Head angle sits at 66 degrees, with the option to drop half a degree from that to 65.5 with the flip chip at the shock. This in turn drops the bottom bracket height from 354mm to 347mm. 66d isn’t slack by today’s standards but seems to be a good number of mellower single track, trail centres and anything that’s not big, rough and fast.
Chainstays are fairly long as you’d expect from a bike of this travel and wheel size, at 432mm, with the chainstays being the same size throughout the sizes. That said, the front wheel does seem happy to come off the ground, so it certainly isn’t having any negative effects.
As mentioned below, stack is fairly high, but that’s to be expected from a 29er of this kind of travel.
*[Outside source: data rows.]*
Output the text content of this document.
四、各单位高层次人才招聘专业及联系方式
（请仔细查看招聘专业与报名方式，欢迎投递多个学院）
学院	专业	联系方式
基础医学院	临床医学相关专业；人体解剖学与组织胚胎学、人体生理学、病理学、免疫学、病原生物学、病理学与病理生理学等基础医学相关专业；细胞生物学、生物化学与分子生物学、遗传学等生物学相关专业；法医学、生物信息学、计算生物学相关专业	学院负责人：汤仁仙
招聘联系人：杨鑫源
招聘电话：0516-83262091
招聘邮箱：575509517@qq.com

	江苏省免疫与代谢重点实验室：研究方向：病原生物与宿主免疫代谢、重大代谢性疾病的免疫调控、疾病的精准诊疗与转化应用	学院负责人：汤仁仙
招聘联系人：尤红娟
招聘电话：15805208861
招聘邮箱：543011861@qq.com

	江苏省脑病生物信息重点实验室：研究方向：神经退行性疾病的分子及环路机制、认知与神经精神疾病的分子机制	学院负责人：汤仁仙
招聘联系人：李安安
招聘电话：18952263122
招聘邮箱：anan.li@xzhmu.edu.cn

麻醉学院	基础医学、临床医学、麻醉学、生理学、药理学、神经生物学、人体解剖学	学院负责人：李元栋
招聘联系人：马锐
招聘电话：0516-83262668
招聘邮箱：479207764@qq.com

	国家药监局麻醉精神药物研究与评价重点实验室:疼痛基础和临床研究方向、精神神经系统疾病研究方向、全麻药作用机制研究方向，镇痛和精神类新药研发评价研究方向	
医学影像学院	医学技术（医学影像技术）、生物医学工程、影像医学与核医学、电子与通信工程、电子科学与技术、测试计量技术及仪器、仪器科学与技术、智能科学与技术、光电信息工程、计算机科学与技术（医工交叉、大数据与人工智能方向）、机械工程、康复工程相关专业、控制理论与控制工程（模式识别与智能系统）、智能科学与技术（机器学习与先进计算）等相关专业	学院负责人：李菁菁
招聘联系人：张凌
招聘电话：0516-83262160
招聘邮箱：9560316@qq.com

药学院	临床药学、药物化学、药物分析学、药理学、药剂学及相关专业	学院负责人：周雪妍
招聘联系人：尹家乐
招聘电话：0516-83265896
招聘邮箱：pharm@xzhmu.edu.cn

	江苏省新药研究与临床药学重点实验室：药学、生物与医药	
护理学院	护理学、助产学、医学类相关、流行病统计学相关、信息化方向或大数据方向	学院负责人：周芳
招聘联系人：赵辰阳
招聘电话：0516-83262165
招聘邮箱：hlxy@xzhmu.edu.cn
That will be remedied with some flat bars and dropping the stem flush with the top cap.
First rides tell a lot about a bike, and from the off, the Enduro is light and ready to go anywhere.
The massive cassette and low overall weight means this thing just wants to go forwards. The Butchers are fast rolling adding to the easy speed in all directions.
Climbing, unsurprisingly, is easy until the going gets very steep. A 160mm 29er is always going to have issues with front end height, and you can feel the front going light earlier than, say, my outgoing Vitus Escarpe. Some flatter, narrower bars and dropping the stem flush with the headset might help cure the problem. Watch this space.
The Ohlins dampers take more time than Fox or RockShox units partly due to unfamiliarity and not quite having the same level of adjustment, but also, it’s fair to say, the rear shock tune seems far too fast on the rebound side. Even with the rebound on full, the back end is rebounding slightly faster than I’d like.
The forks are starting to come into their own after fettling the main air and ramp up chambers, so it’s a case of pointing the front wheel in the right direction and keeping the back wheel in check until I can get the rear damper tuned.
That said, even before I started to get the bike dialled in, the raw speed was there. The faster you go, the louder this bike sings. Thankfully, the SRAM Code R brakes are worthy adversaries to a bike that doesn’t really want to slow down, with plenty of power and modulation on tap.
On my recent Highland mission, the SWAT downtube storage held my Alpkit sleeping mat, proving that making use of a hollow tube is more than just a gimmick. Sadly, the SWAT CC fell short, with the top cap losing its detent springs and bearings within a week or two, making it hard to get at the multitool.
All resolvable issues, though, so we’ll get those sorted ASAP so we can concentrate on just how fast this bike can go.